31 days of waiting – procrastinwaiting

A few days ago I got all YOLO and wrote this post about not waiting and at the end I stupidly threw in that I’ll try to muster up the courage to tell the boy I like how I feel. And I wish I hadn’t. Mostly because then I realized that I am procrastinwaiting. See what I did there?

I do it in a lot of ways, too.

There are things in my life I straight up DON’T WANT TO DO, so I come up with great ways to disguise my procrastinating as waiting. I think any time our description of why we’re waiting has format of “As soon as _________, then I’ll ___________.” or “I’d _________, but _________.” or “When _________, I can ______.”

You know what they are for you. But it’s this crap that’s like:

“When I lose ten pounds, I’ll start wearing clothes I love.”

or

“I’d tell the boy I like how I feel, but the situation is never right.” (ugh guilty)

or

“When I get a pay raise, I can start saving money.”
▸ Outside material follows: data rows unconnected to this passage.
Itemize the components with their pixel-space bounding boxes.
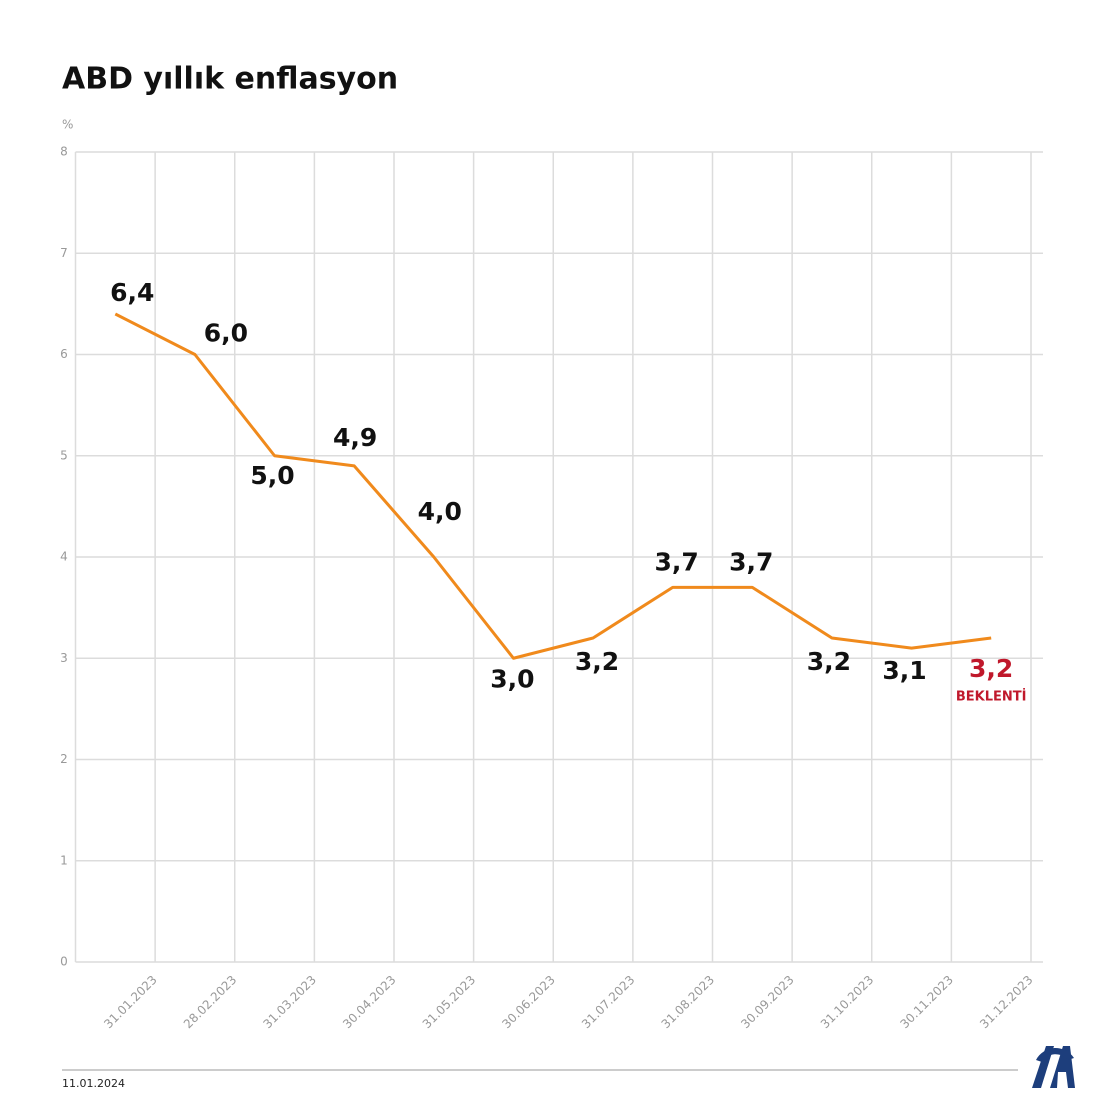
x-tick-label: 31.05.2023 — [420, 973, 478, 1031]
x-tick-label: 30.06.2023 — [499, 973, 557, 1031]
footer-date: 11.01.2024 — [62, 1077, 125, 1090]
value-label: 3,0 — [490, 664, 534, 693]
x-tick-label: 31.03.2023 — [260, 973, 318, 1031]
value-label: 3,2 — [575, 647, 619, 676]
value-label: 3,2 — [807, 647, 851, 676]
value-label: 6,4 — [110, 278, 154, 307]
y-tick-label: 7 — [60, 246, 68, 260]
x-tick-label: 30.11.2023 — [897, 973, 955, 1031]
logo — [1032, 1046, 1075, 1088]
x-tick-label: 31.01.2023 — [101, 973, 159, 1031]
y-tick-label: 2 — [60, 752, 68, 766]
annotation: BEKLENTİ — [956, 689, 1027, 705]
value-label: 3,7 — [655, 547, 699, 576]
x-tick-label: 31.10.2023 — [818, 973, 876, 1031]
x-tick-label: 28.02.2023 — [181, 973, 239, 1031]
y-tick-label: 0 — [60, 955, 68, 969]
y-tick-label: 6 — [60, 347, 68, 361]
value-label: 6,0 — [204, 319, 248, 348]
x-tick-label: 31.07.2023 — [579, 973, 637, 1031]
y-tick-label: 8 — [60, 145, 68, 159]
x-tick-label: 31.12.2023 — [977, 973, 1035, 1031]
y-tick-label: 5 — [60, 448, 68, 462]
y-unit: % — [62, 118, 73, 132]
value-label: 4,0 — [418, 497, 462, 526]
y-tick-label: 3 — [60, 651, 68, 665]
x-tick-label: 30.04.2023 — [340, 973, 398, 1031]
x-tick-label: 30.09.2023 — [738, 973, 796, 1031]
value-label: 3,2 — [969, 654, 1013, 683]
y-tick-label: 4 — [60, 550, 68, 564]
value-label: 4,9 — [333, 423, 377, 452]
value-label: 3,7 — [729, 547, 773, 576]
line — [114, 312, 992, 660]
x-tick-label: 31.08.2023 — [659, 973, 717, 1031]
chart-title: ABD yıllık enflasyon — [62, 62, 398, 97]
value-label: 5,0 — [250, 461, 294, 490]
y-tick-label: 1 — [60, 853, 68, 867]
value-label: 3,1 — [882, 656, 926, 685]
You know. Things we can do but choose to wait because we actually don’t want to. We procrastinwait by acting like there are SO MANY  HURDLES between us and the thing we want. Maybe because we are lazy or fearful (CHECK!) or simply comfortable.

I’m trying hard to deflate all of my excuses, to put on my big girl panties and just do things. The excuses will always pile up and eventually they’ll suffocate the opportunity. The time is now, my people. The time is now.